Q:Lyme disease rash is called what?
A:The Lyme disease rash is called erythema migrans. It is the classic initial rash of Lyme disease and is formerly called erythema chronicum migrans.
Q:What are the effects of late-stage Lyme disease?
A:The effects of late-stage Lyme disease can include heart failure, Bell's palsy and arthritis. The later phases of Lyme disease can affect the heart, causing inflammation of the heart muscle. This can result in abnormal heart rhythms and heart failure. The nervous system can develop facial muscle paralysis (Bell's palsy), abnormal sensation due to disease of peripheral nerves (peripheral neuropathy), meningitis, and confusion. Inflammation in the joints (arthritis) begins with swelling, stiffness, and pain, and particularly affects one knee.
Q:How do doctors diagnose Lyme disease?
A: In early Lyme disease, doctors can sometimes make a diagnosis simply by finding the classic red rash. Currently, the confirmatory test that is most reliable is the Western Blot assay antibody test.
Q:Which drug is used to treat early stage Lyme disease?
Q:How can Lyme disease be prevented?
A:Lyme disease may be prevented in the following ways: Spray insect repellant containing DEET onto exposed skin. Wear long pants tucked into boots and long sleeves.
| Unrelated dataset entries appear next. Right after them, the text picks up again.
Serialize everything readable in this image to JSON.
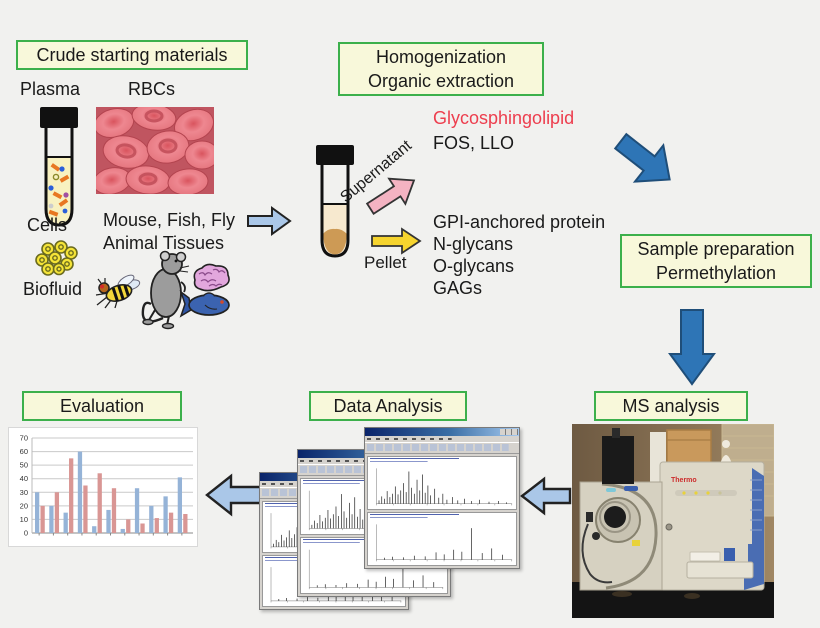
{
  "flow": {
    "crude_box": "Crude starting materials",
    "homogenization_box": [
      "Homogenization",
      "Organic extraction"
    ],
    "sample_prep_box": [
      "Sample preparation",
      "Permethylation"
    ],
    "evaluation_box": "Evaluation",
    "data_analysis_box": "Data Analysis",
    "ms_analysis_box": "MS analysis"
  },
  "materials": {
    "plasma": "Plasma",
    "rbcs": "RBCs",
    "cells": "Cells",
    "biofluid": "Biofluid",
    "tissues": [
      "Mouse, Fish, Fly",
      "Animal Tissues"
    ]
  },
  "separation": {
    "supernatant_label": "Supernatant",
    "pellet_label": "Pellet",
    "supernatant_product_highlight": "Glycosphingolipid",
    "supernatant_product_other": "FOS, LLO",
    "pellet_products": [
      "GPI-anchored protein",
      "N-glycans",
      "O-glycans",
      "GAGs"
    ]
  },
  "ms_photo": {
    "brand": "Thermo"
  },
  "colors": {
    "background": "#f1f1ef",
    "box_bg": "#f8f8da",
    "box_border": "#3cb04b",
    "highlight_red": "#ed3e4e",
    "flow_arrow_blue": "#2e75b6",
    "flow_arrow_blue_dark": "#1f4e79",
    "light_arrow_blue": "#aac7e8",
    "supernatant_arrow_pink": "#f4b3c2",
    "pellet_arrow_yellow": "#f6d42e",
    "bar_blue": "#95b3d7",
    "bar_red": "#d99694"
  },
  "chart_data": {
    "type": "bar",
    "title": "",
    "xlabel": "",
    "ylabel": "",
    "x_tick_labels_visible": false,
    "categories": [
      "1",
      "2",
      "3",
      "4",
      "5",
      "6",
      "7",
      "8",
      "9",
      "10",
      "11"
    ],
    "series": [
      {
        "name": "blue",
        "color": "#95b3d7",
        "values": [
          30,
          20,
          15,
          60,
          5,
          17,
          3,
          33,
          20,
          27,
          41
        ]
      },
      {
        "name": "red",
        "color": "#d99694",
        "values": [
          20,
          30,
          55,
          35,
          44,
          33,
          10,
          7,
          11,
          15,
          14
        ]
      }
    ],
    "ylim": [
      0,
      70
    ],
    "yticks": [
      0,
      10,
      20,
      30,
      40,
      50,
      60,
      70
    ],
    "grid": true,
    "legend": false
  },
  "spectra": {
    "busy": [
      [
        0.02,
        0.1
      ],
      [
        0.04,
        0.22
      ],
      [
        0.06,
        0.15
      ],
      [
        0.08,
        0.38
      ],
      [
        0.1,
        0.2
      ],
      [
        0.12,
        0.3
      ],
      [
        0.14,
        0.52
      ],
      [
        0.16,
        0.28
      ],
      [
        0.18,
        0.4
      ],
      [
        0.2,
        0.62
      ],
      [
        0.22,
        0.35
      ],
      [
        0.24,
        0.97
      ],
      [
        0.26,
        0.48
      ],
      [
        0.28,
        0.3
      ],
      [
        0.3,
        0.72
      ],
      [
        0.32,
        0.4
      ],
      [
        0.34,
        0.88
      ],
      [
        0.36,
        0.33
      ],
      [
        0.38,
        0.55
      ],
      [
        0.4,
        0.25
      ],
      [
        0.43,
        0.45
      ],
      [
        0.46,
        0.18
      ],
      [
        0.49,
        0.3
      ],
      [
        0.52,
        0.12
      ],
      [
        0.56,
        0.2
      ],
      [
        0.6,
        0.1
      ],
      [
        0.65,
        0.15
      ],
      [
        0.7,
        0.08
      ],
      [
        0.76,
        0.12
      ],
      [
        0.83,
        0.06
      ],
      [
        0.9,
        0.08
      ],
      [
        0.96,
        0.04
      ]
    ],
    "sparse": [
      [
        0.06,
        0.06
      ],
      [
        0.12,
        0.09
      ],
      [
        0.2,
        0.07
      ],
      [
        0.28,
        0.12
      ],
      [
        0.36,
        0.1
      ],
      [
        0.44,
        0.22
      ],
      [
        0.5,
        0.16
      ],
      [
        0.57,
        0.3
      ],
      [
        0.63,
        0.24
      ],
      [
        0.7,
        0.95
      ],
      [
        0.78,
        0.2
      ],
      [
        0.85,
        0.34
      ],
      [
        0.93,
        0.15
      ]
    ]
  }
}
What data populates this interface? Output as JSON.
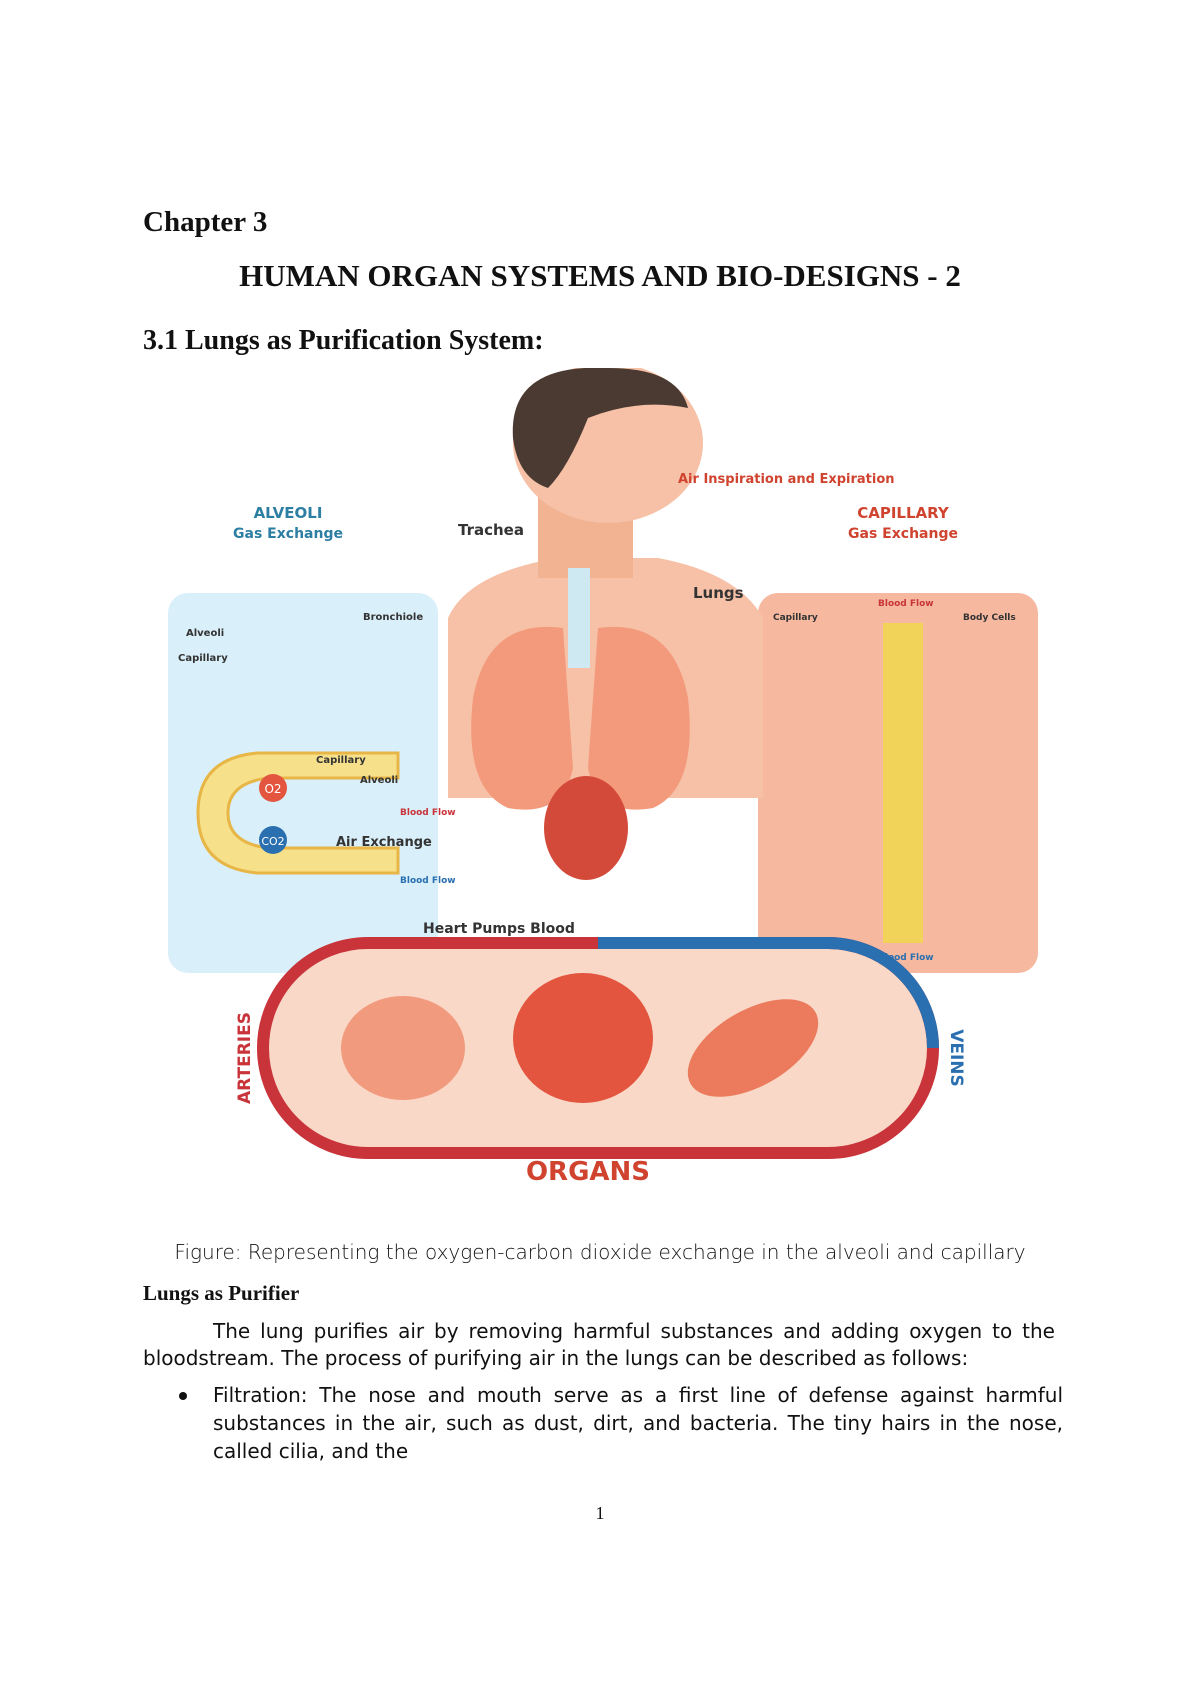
{
  "chapter_label": "Chapter 3",
  "chapter_title": "HUMAN ORGAN SYSTEMS AND BIO-DESIGNS - 2",
  "section_heading": "3.1 Lungs as Purification System:",
  "figure": {
    "air_label": "Air Inspiration and Expiration",
    "alveoli_title": "ALVEOLI",
    "alveoli_subtitle": "Gas Exchange",
    "capillary_title": "CAPILLARY",
    "capillary_subtitle": "Gas Exchange",
    "trachea": "Trachea",
    "lungs": "Lungs",
    "bronchiole": "Bronchiole",
    "alveoli": "Alveoli",
    "capillary": "Capillary",
    "alveoli_inner": "Alveoli",
    "capillary_inner": "Capillary",
    "blood_flow_1": "Blood Flow",
    "air_exchange": "Air Exchange",
    "blood_flow_2": "Blood Flow",
    "cap_blood_flow_top": "Blood Flow",
    "cap_capillary": "Capillary",
    "cap_body_cells": "Body Cells",
    "cap_blood_flow_bottom": "Blood Flow",
    "heart": "Heart Pumps Blood",
    "arteries": "ARTERIES",
    "veins": "VEINS",
    "organs": "ORGANS",
    "o2": "O2",
    "co2": "CO2",
    "colors": {
      "artery": "#c8343a",
      "vein": "#2a6fb0",
      "skin": "#f6c1a6",
      "panel_left": "#d9eff9",
      "panel_right": "#f6b9a0",
      "title_teal": "#2c7ea3",
      "title_red": "#d0432f"
    }
  },
  "caption": "Figure: Representing the oxygen-carbon dioxide exchange in the alveoli and capillary",
  "sub_heading": "Lungs as Purifier",
  "paragraph": "The lung purifies air by removing harmful substances and adding oxygen to the bloodstream. The process of purifying air in the lungs can be described as follows:",
  "bullets": [
    "Filtration: The nose and mouth serve as a first line of defense  against harmful substances in the air, such as dust, dirt, and bacteria. The tiny hairs in the nose, called cilia, and the"
  ],
  "page_number": "1"
}
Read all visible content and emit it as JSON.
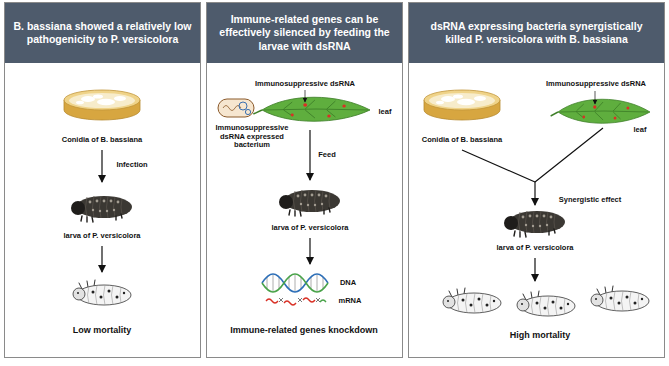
{
  "diagram": {
    "nodes": [
      {
        "text": [
          "B. bassiana showed a relatively low pathogenicity to P. versicolora"
        ]
      },
      {
        "text": [
          "Immune-related genes can be effectively silenced by feeding the larvae with dsRNA"
        ]
      },
      {
        "text": [
          "dsRNA expressing bacteria synergistically killed P. versicolora with B. bassiana"
        ]
      }
    ],
    "labels": [
      "Conidia of B. bassiana",
      "Infection",
      "larva of P. versicolora",
      "Low mortality",
      "Immunosuppressive dsRNA",
      "Immunosuppressive dsRNA expressed bacterium",
      "leaf",
      "Feed",
      "larva of P. versicolora",
      "DNA",
      "mRNA",
      "Immune-related genes knockdown",
      "Conidia of B. bassiana",
      "Immunosuppressive dsRNA",
      "leaf",
      "Synergistic effect",
      "larva of P. versicolora",
      "High mortality"
    ]
  }
}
Bathe the skin and scalp and wash clothing upon returning home. Because Lyme disease is transmitted by ticks attaching to the body, it is important to use tick-bite avoidance techniques when visiting known tick areas. Spraying insect repellant containing DEET onto exposed skin can help. Wearing long pants tucked into boots and long sleeves can protect the skin. Clothing, children, and pets should be examined for ticks. Ticks can be removed gently with tweezers and saved in a jar for later identification. Bathing the skin and scalp and washing clothing upon returning home might prevent the bite and transmission of the disease.
Q:Today, Lyme disease may be prevented with a vaccine. True or False?
A:False. Vaccines were formerly on the market; however, as of Feb. 25, 2002, the manufacturer announced that the LYMErix Lyme disease vaccine will no longer be commercially available.